Mark Hughs, Regalia’s proprietor and genius-in-residence, makes wonderful, stylish and fun linen clothing. Clothes of the ilk I have always wanted to wear but never could. You know the kind: simply shaped and loose fitting, in sumptuous colors and soothing neutrals, the kind of clothes that are somehow simultaneously elegant and casual. Plenty of women wear them. But not yours truly.

On moi, simply shaped is shapeless; loose fit looks like I’ve lost all fashion sense. Time and again I’d try on a skirt or a top somewhere and exit the dressing room full of hopes that were dashed the moment I looked in the mirror. I somehow simultaneously resembled an unmade bed on legs or a bolt of cascading cloth with a head sticking out of it. Until I stumbled upon Regalia.

It’s not every day, or even every decade, that a woman can go into a store and fall in love with nearly everything she puts on. I had an absolute blast just trying things on.

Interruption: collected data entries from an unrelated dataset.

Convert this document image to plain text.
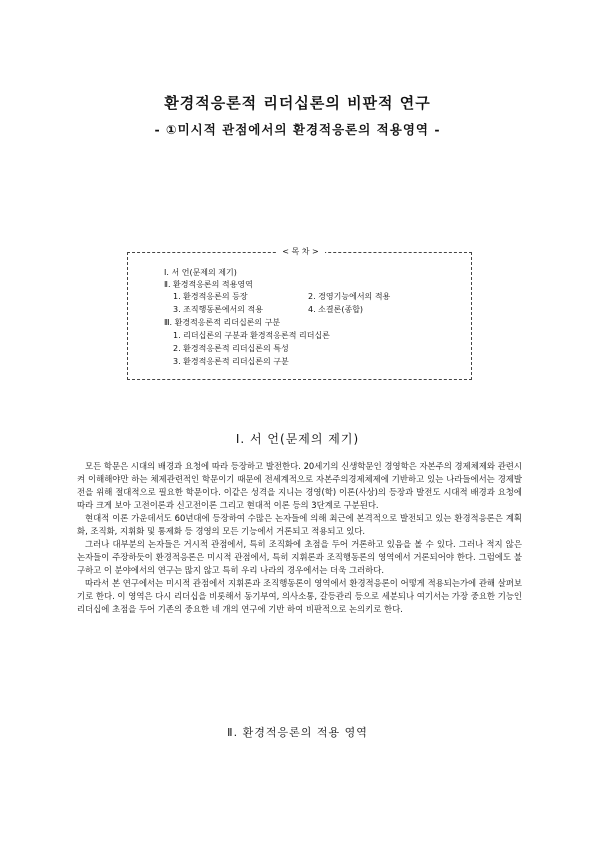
환경적응론적 리더십론의 비판적 연구
- ①미시적 관점에서의 환경적응론의 적용영역 -
< 목 차 >
Ⅰ. 서 언(문제의 제기)
Ⅱ. 환경적응론의 적용영역
1. 환경적응론의 등장	2. 경영기능에서의 적용
3. 조직행동론에서의 적용	4. 소결론(종합)
Ⅲ. 환경적응론적 리더십론의 구분
1. 리더십론의 구분과 환경적응론적 리더십론
2. 환경적응론적 리더십론의 특성
3. 환경적응론적 리더십론의 구분
Ⅰ. 서 언(문제의 제기)

모든 학문은 시대의 배경과 요청에 따라 등장하고 발전한다. 20세기의 신생학문인 경영학은 자본주의 경제체제와 관련시켜 이해해야만 하는 체제관련적인 학문이기 때문에 전세계적으로 자본주의경제체제에 기반하고 있는 나라들에서는 경제발전을 위해 절대적으로 필요한 학문이다. 이같은 성격을 지니는 경영(학) 이론(사상)의 등장과 발전도 시대적 배경과 요청에 따라 크게 보아 고전이론과 신고전이론 그리고 현대적 이론 등의 3단계로 구분된다.

현대적 이론 가운데서도 60년대에 등장하여 수많은 논자들에 의해 최근에 본격적으로 발전되고 있는 환경적응론은 계획화, 조직화, 지휘화 및 통제화 등 경영의 모든 기능에서 거론되고 적용되고 있다.

그러나 대부분의 논자들은 거시적 관점에서, 특히 조직화에 초점을 두어 거론하고 있음을 볼 수 있다. 그러나 적지 않은 논자들이 주장하듯이 환경적응론은 미시적 관점에서, 특히 지휘론과 조직행동론의 영역에서 거론되어야 한다. 그럼에도 불구하고 이 분야에서의 연구는 많지 않고 특히 우리 나라의 경우에서는 더욱 그러하다.

따라서 본 연구에서는 미시적 관점에서 지휘론과 조직행동론이 영역에서 환경적응론이 어떻게 적용되는가에 관해 살펴보기로 한다. 이 영역은 다시 리더십을 비롯해서 동기부여, 의사소통, 갈등관리 등으로 세분되나 여기서는 가장 중요한 기능인 리더십에 초점을 두어 기존의 중요한 네 개의 연구에 기반 하여 비판적으로 논의키로 한다.

Ⅱ. 환경적응론의 적용 영역
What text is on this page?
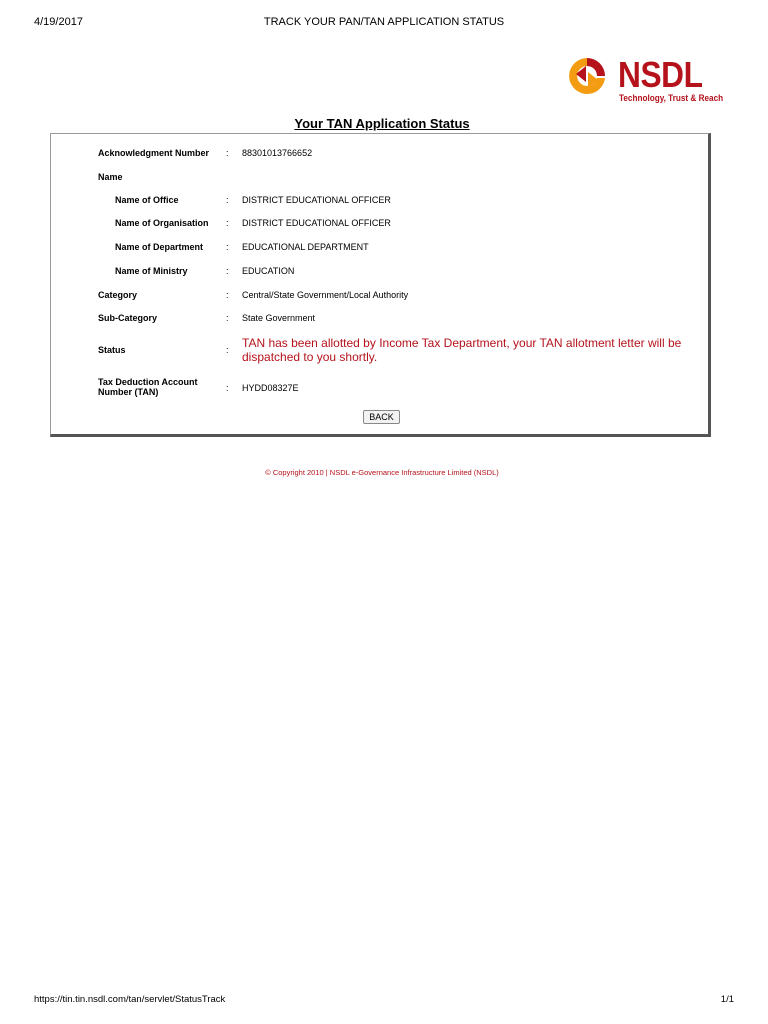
4/19/2017	TRACK YOUR PAN/TAN APPLICATION STATUS
NSDL
Technology, Trust & Reach
Your TAN Application Status
Acknowledgment Number : 88301013766652
Name
Name of Office	: DISTRICT EDUCATIONAL OFFICER
Name of Organisation : DISTRICT EDUCATIONAL OFFICER
Name of Department	: EDUCATIONAL DEPARTMENT
Name of Ministry	: EDUCATION
Category	: Central/State Government/Local Authority
Sub-Category	: State Government
Status	: TAN has been allotted by Income Tax Department, your TAN allotment letter will be dispatched to you shortly.
Tax Deduction Account Number (TAN)	: HYDD08327E
BACK
© Copyright 2010 | NSDL e-Governance Infrastructure Limited (NSDL)
https://tin.tin.nsdl.com/tan/servlet/StatusTrack	1/1
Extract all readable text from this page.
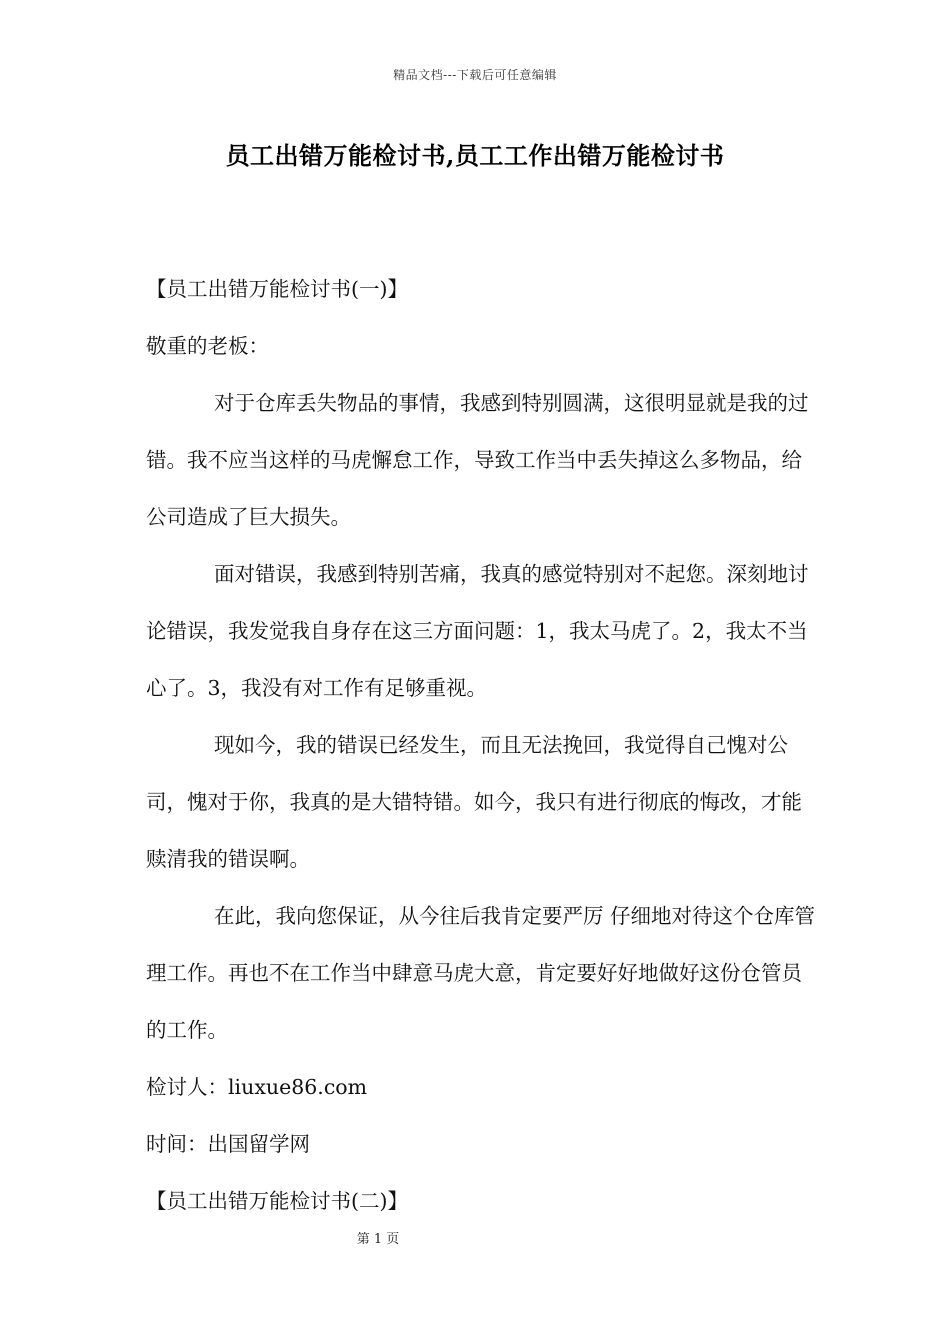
精品文档---下载后可任意编辑
员工出错万能检讨书,员工工作出错万能检讨书

【员工出错万能检讨书(一)】

敬重的老板：

对于仓库丢失物品的事情，我感到特别圆满，这很明显就是我的过错。我不应当这样的马虎懈怠工作，导致工作当中丢失掉这么多物品，给公司造成了巨大损失。

面对错误，我感到特别苦痛，我真的感觉特别对不起您。深刻地讨论错误，我发觉我自身存在这三方面问题：1，我太马虎了。2，我太不当心了。3，我没有对工作有足够重视。

现如今，我的错误已经发生，而且无法挽回，我觉得自己愧对公司，愧对于你，我真的是大错特错。如今，我只有进行彻底的悔改，才能赎清我的错误啊。

在此，我向您保证，从今往后我肯定要严厉 仔细地对待这个仓库管理工作。再也不在工作当中肆意马虎大意，肯定要好好地做好这份仓管员的工作。

检讨人：liuxue86.com

时间：出国留学网

【员工出错万能检讨书(二)】

第 1 页
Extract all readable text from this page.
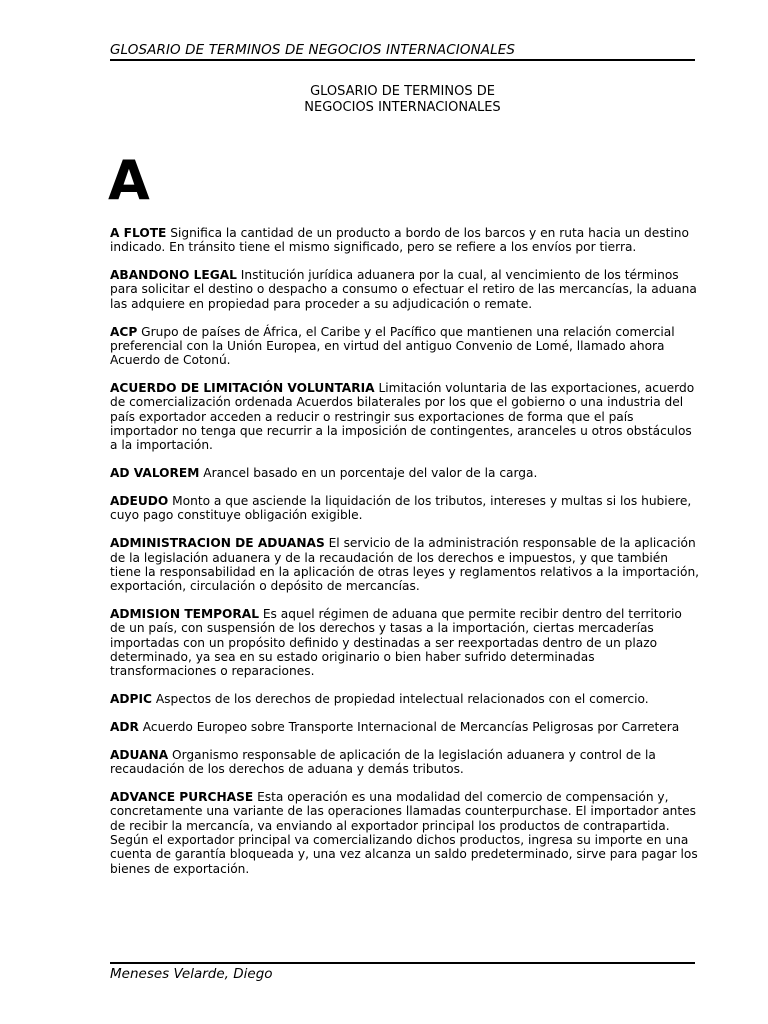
GLOSARIO DE TERMINOS DE NEGOCIOS INTERNACIONALES
GLOSARIO DE TERMINOS DE
NEGOCIOS INTERNACIONALES
A

A FLOTE Significa la cantidad de un producto a bordo de los barcos y en ruta hacia un destino indicado. En tránsito tiene el mismo significado, pero se refiere a los envíos por tierra.

ABANDONO LEGAL Institución jurídica aduanera por la cual, al vencimiento de los términos para solicitar el destino o despacho a consumo o efectuar el retiro de las mercancías, la aduana las adquiere en propiedad para proceder a su adjudicación o remate.

ACP Grupo de países de África, el Caribe y el Pacífico que mantienen una relación comercial preferencial con la Unión Europea, en virtud del antiguo Convenio de Lomé, llamado ahora Acuerdo de Cotonú.

ACUERDO DE LIMITACIÓN VOLUNTARIA Limitación voluntaria de las exportaciones, acuerdo de comercialización ordenada Acuerdos bilaterales por los que el gobierno o una industria del país exportador acceden a reducir o restringir sus exportaciones de forma que el país importador no tenga que recurrir a la imposición de contingentes, aranceles u otros obstáculos a la importación.

AD VALOREM Arancel basado en un porcentaje del valor de la carga.

ADEUDO Monto a que asciende la liquidación de los tributos, intereses y multas si los hubiere, cuyo pago constituye obligación exigible.

ADMINISTRACION DE ADUANAS El servicio de la administración responsable de la aplicación de la legislación aduanera y de la recaudación de los derechos e impuestos, y que también tiene la responsabilidad en la aplicación de otras leyes y reglamentos relativos a la importación, exportación, circulación o depósito de mercancías.

ADMISION TEMPORAL Es aquel régimen de aduana que permite recibir dentro del territorio de un país, con suspensión de los derechos y tasas a la importación, ciertas mercaderías importadas con un propósito definido y destinadas a ser reexportadas dentro de un plazo determinado, ya sea en su estado originario o bien haber sufrido determinadas transformaciones o reparaciones.

ADPIC Aspectos de los derechos de propiedad intelectual relacionados con el comercio.

ADR Acuerdo Europeo sobre Transporte Internacional de Mercancías Peligrosas por Carretera

ADUANA Organismo responsable de aplicación de la legislación aduanera y control de la recaudación de los derechos de aduana y demás tributos.

ADVANCE PURCHASE Esta operación es una modalidad del comercio de compensación y, concretamente una variante de las operaciones llamadas counterpurchase. El importador antes de recibir la mercancía, va enviando al exportador principal los productos de contrapartida. Según el exportador principal va comercializando dichos productos, ingresa su importe en una cuenta de garantía bloqueada y, una vez alcanza un saldo predeterminado, sirve para pagar los bienes de exportación.

Meneses Velarde, Diego
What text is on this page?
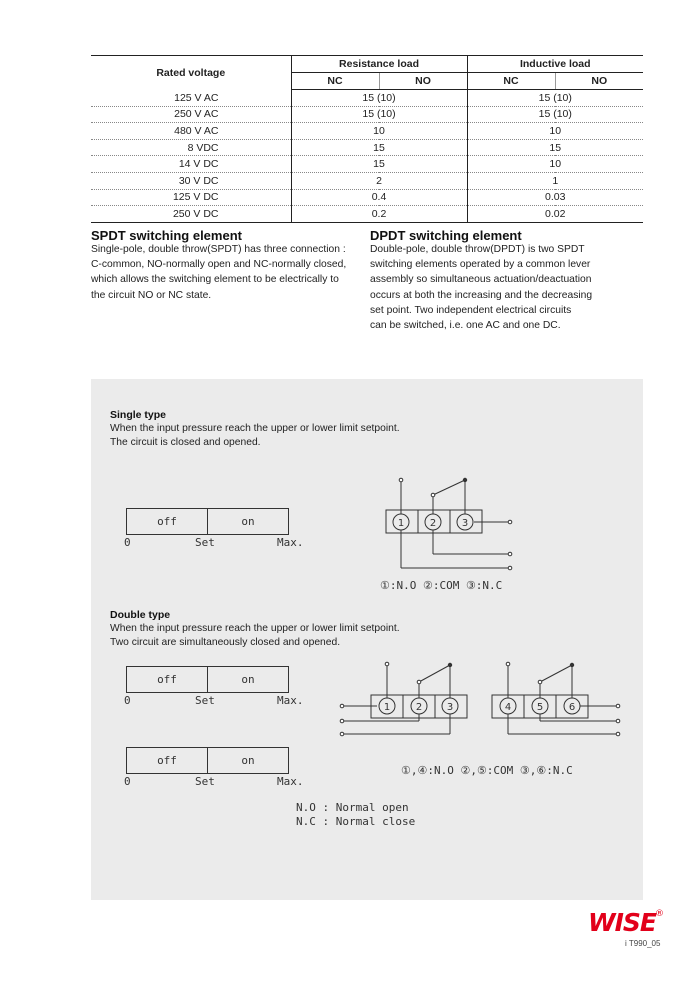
Rated voltage	Resistance load		Inductive load	
	NC	NO	NC	NO
125 V AC	15 (10)		15 (10)	
250 V AC	15 (10)		15 (10)	
480 V AC	10		10	
8 VDC	15		15	
14 V DC	15		10	
30 V DC	2		1	
125 V DC	0.4		0.03	
250 V DC	0.2		0.02	
SPDT switching element
Single-pole, double throw(SPDT) has three connection :
C-common, NO-normally open and NC-normally closed,
which allows the switching element to be electrically to
the circuit NO or NC state.
DPDT switching element
Double-pole, double throw(DPDT) is two SPDT
switching elements operated by a common lever
assembly so simultaneous actuation/deactuation
occurs at both the increasing and the decreasing
set point. Two independent electrical circuits
can be switched, i.e. one AC and one DC.
Single type
When the input pressure reach the upper or lower limit setpoint.
The circuit is closed and opened.
off	on
0	Set	Max.
1	2	3
①:N.O ②:COM ③:N.C
Double type
When the input pressure reach the upper or lower limit setpoint.
Two circuit are simultaneously closed and opened.
off	on
0	Set	Max.
off	on
0	Set	Max.
1	2 3	4	5	6
①,④:N.O ②,⑤:COM ③,⑥:N.C
N.O : Normal open
N.C : Normal close
WISE ®
i T990_05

The shoulder seams hit my shoulders.  The cuffs hit where cuffs are supposed to hit — at the wrist and not my thumb knuckle.  OK, the drawstring pants would need hemming but I’ve already alerted the re-incarnators that next time around I’m coming back five foot six. I tried on skirts with clever seaming, capped sleeve tops, pants with drawstrings and a cute little top finished with a three-inch flare of ruffle at the hem. My favorite is the Trapeze Jacket: a cropped delight with a deep back pleat that makes the whole garment swing. Ergo Trapeze, I assume.

And the colors!  A veritable crayon box of delight: rose, red, yellows, aquas. The hues are yummy and so area the names: wisteria, sumac, celadon. I don’t exactly get why a burlap mushroomy brown is called “inca.” Skin color? Dusty earth? I’d have more fun and call black “inka” and “inca” burlap mushroom. But that’s just me.

Mark, a former costume designer who has been designing and making clothes since he turned his childhood GI Joe’s parachute into a skirt, also works in silk and wool. One of my favorite fabrics is a really fun 1950’s evocation of cowboys on horses. Think Beaver Cleaver’s bedspread. I’ve put on my wish list the Trapeze Jacket in the denim cowboys or maybe pink. It also looks fabulous in “inka.”

Price — the crux of any purchase.  Regalia clothes aren’t inexpensive but they are quite fairly priced for what you get: handmade, beautifully constructed and finished, with all the facings topstitched and laying perfectly flat. I look at the garments as investment pieces — classically-designed clothes that I will wear for years to come. And when my novels sell, first thing I’m going to do is order that Trapeze Jacket in Beaver Cleaver cowboys.